Presse Archiv : Süddeutsche Zeitung, 31.5.2001


Kalle Laar und Michael Wesely pressen Metropolen auf Schallplatten

Es heißt, es habe einmal eine Zeit gegeben, in der die Erde die Form einer Schallplatte hatte. Diese Zeit soll aber schon lange vorbei sein; und seitdem sei, behaupten viele, die Erde rund, so rund fast wie eine Kugel. Aber vielleicht wird diese Frage niemals endgültig geklärt werden können. Kalle Laar und Michael Wesely haben gerade eine Stadt auf eine Schallplatte gepresst, und damit ist alles wieder offen. Los Angeles auf Vinyl.

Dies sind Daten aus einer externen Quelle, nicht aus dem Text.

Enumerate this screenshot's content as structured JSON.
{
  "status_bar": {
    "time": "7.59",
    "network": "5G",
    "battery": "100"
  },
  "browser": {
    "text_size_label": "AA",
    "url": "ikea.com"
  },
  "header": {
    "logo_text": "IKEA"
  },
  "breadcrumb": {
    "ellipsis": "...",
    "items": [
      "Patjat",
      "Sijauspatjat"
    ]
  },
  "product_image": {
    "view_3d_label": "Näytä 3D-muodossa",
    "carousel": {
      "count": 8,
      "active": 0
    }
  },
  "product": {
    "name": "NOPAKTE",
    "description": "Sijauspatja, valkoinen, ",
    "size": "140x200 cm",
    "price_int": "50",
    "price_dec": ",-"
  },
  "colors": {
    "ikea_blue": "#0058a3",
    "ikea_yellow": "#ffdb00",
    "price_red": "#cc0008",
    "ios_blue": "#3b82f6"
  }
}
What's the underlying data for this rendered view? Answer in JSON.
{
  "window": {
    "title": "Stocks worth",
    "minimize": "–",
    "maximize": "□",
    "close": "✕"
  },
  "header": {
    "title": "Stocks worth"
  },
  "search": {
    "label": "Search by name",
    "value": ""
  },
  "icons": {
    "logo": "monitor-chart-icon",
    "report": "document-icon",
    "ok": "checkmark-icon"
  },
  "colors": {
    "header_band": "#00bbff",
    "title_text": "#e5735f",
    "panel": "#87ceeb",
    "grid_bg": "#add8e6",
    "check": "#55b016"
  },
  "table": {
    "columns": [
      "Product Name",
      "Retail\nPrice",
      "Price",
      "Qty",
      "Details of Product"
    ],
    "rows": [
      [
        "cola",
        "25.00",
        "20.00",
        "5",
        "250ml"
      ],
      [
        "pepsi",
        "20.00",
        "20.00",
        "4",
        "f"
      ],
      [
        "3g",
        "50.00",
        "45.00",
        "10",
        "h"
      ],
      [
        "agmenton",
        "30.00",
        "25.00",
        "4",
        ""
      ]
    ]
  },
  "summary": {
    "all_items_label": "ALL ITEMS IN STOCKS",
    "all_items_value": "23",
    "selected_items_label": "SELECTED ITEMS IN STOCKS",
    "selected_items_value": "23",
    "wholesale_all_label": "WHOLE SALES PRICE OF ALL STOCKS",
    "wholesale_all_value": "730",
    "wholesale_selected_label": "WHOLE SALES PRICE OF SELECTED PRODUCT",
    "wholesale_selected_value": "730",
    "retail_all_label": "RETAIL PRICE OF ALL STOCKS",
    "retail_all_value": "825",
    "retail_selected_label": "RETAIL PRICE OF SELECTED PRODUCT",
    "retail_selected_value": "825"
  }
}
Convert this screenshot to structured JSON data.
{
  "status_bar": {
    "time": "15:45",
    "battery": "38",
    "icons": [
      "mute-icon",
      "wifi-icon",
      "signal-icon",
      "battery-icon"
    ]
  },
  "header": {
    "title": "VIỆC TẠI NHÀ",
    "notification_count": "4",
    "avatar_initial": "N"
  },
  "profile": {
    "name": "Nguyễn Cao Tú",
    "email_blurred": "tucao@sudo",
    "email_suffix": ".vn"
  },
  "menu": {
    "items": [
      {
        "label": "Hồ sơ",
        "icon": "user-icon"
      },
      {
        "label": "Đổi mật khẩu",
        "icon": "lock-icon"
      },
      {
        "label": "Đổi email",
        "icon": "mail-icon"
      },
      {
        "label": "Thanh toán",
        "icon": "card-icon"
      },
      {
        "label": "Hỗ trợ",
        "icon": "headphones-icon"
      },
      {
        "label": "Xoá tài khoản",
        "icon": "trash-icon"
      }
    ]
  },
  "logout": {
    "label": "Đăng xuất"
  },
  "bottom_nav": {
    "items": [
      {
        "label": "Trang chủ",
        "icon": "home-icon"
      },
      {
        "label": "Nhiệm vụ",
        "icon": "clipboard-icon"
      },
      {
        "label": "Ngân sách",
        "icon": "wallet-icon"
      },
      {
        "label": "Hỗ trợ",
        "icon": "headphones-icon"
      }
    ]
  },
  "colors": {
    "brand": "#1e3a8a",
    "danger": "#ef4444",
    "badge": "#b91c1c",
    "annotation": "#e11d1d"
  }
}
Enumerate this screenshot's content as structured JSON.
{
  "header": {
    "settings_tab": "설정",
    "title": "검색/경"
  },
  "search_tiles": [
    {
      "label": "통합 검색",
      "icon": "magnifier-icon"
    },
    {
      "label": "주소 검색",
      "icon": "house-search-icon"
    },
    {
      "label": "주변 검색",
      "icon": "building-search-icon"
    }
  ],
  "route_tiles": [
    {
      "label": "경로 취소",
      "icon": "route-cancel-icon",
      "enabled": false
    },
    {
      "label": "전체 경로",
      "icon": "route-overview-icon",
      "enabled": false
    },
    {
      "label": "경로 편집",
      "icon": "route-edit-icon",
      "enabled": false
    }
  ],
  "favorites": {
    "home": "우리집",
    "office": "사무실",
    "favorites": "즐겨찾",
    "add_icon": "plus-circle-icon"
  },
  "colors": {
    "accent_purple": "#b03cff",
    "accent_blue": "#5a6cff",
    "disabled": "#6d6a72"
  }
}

Die Münchner Künstler haben in Kalifornien den Spagat geschafft, die in der Kunst wichtigsten Sinnesorgane, Auge und Ohr, mit nur einem Medium gleichermassen anzusprechen. Kalle Laar ist, auf der Suche nach den musikalischen Qualitäten der uns umgebenden Geräusche, auf den Klang der Großstadt aufmerksam geworden. Und so stand er eines Tages im Frühjahr 2000 mit seinem Freund, dem Fotografen Michael Wesely, der gerade ein freistaatliches USA-Stipendium bekommen hatte, in Downtown L. A. in der achten Straße und ließ einfach das Band laufen. Wesely stand daneben, drückte auf den Auslöser seiner Kamera, und die Blende schloss sich erst, als die Schallplatte voll war mit Geräuschen.

Das ist eine Besonderheit des Projektes: die exakte Gleichförmigkeit im Entstehungsprozess von Bild und Geräuschen. Auf eine Plattenseite passen etwa 20 Minuten Ton, und diese technische Vorgabe diktierte den Rahmen für die Arbeit. Weselys Foto ist im Kreisformat auf die Platte gebannt; zugleich ist in den Rillen, die dem Foto eine geheimnisvolle Wirkung geben, der Klang der Stadt versteckt, den Laar aufnahm. "Metropolis" nennt sich das Langzeitprojekt Langzeit, weil "L.A.01" nur der Anfang war. Weitere Metropolen sollen folgen. Nächstes Jahr wollen Laar und Wesely nach Sao Paolo, später nach Kuala Lumpur, Peking, Hongkong, Moskau, Rom, Paris, London, New York, vielleicht Berlin. In jeder Stadt sollen zwölf Platten entstehen. Alles nur voraussichtlich, versteht sich. Kunst will auch erst finanziert sein.

"Mit der Schallplatte", sagt Kalle Laar, "haben wir ein Medium gefunden, das auf beiden Ebenen gleich gut funktioniert". Die A-Seite enthält die unkommentierten Aufnahmen Laars und die Fotografie. Auf der B-Seite versucht Kalle Laar, die Geräusche zu interpretieren, indem er sie neu mischt und elektromsch manipuliert. 20 Minuten Großstadt verdichten sich so auf eine Situation, was seine Entsprechung im Foto findet.

Michael Wesely ist bekannt für Langzeitbelichtungen. In seinen Fotos verdichtet sich, wie in Laars B-Seiten-Remix, das pulsierende Verkehrsleben zu einem Moment, in dem alles verschwommen festgehalten ist: die Ampeln, wie sie mal Rot, mal Gelb und sogar manchmal Grün zeigen, die Busse und Autos, die für Augenblicke anhalten, die Menschen, die auf den Gehwegen vorbei gehen. Der Harbor Freeway, an dem er ein anderes Bild machte, ist dagegen nur geprägt von Autos, Autos, Autos. "In Los Angeles”, sagt Wesely" geht man nicht zu Fuß, das ist das Charakteristische". So wollen er und Laar es auch in den anderen Städten machen: die Besonderheiten suchen und sie dokumentieren. Auf den Tonbandaufnahmen aus Rom wird man viele Roller hören, aus Peking viele Fahrradklingeln. Fahrräder werden vorbeifahren an der Fotokamera, das Vorderrad wird eins mit dem Hinterrad, der Vorausfahrende wird eins mit dem Hintermann, und am Ende wird es Peking auf Platte geben.

"Multimedia", sagt ein Bekannter Laars. Und er: "Den Begriff würde ich nie verwenden. Aber im Grunde ist das richtig." Die Platte dreht sich auf dem Teller, Seite A liegt auf, die mit dem Foto, aber jeder Versuch, die Konturen der Stadt klar zu erkennen, ist vergeblich. Die Formen verschwimmen. Und das in der materiellen Welt.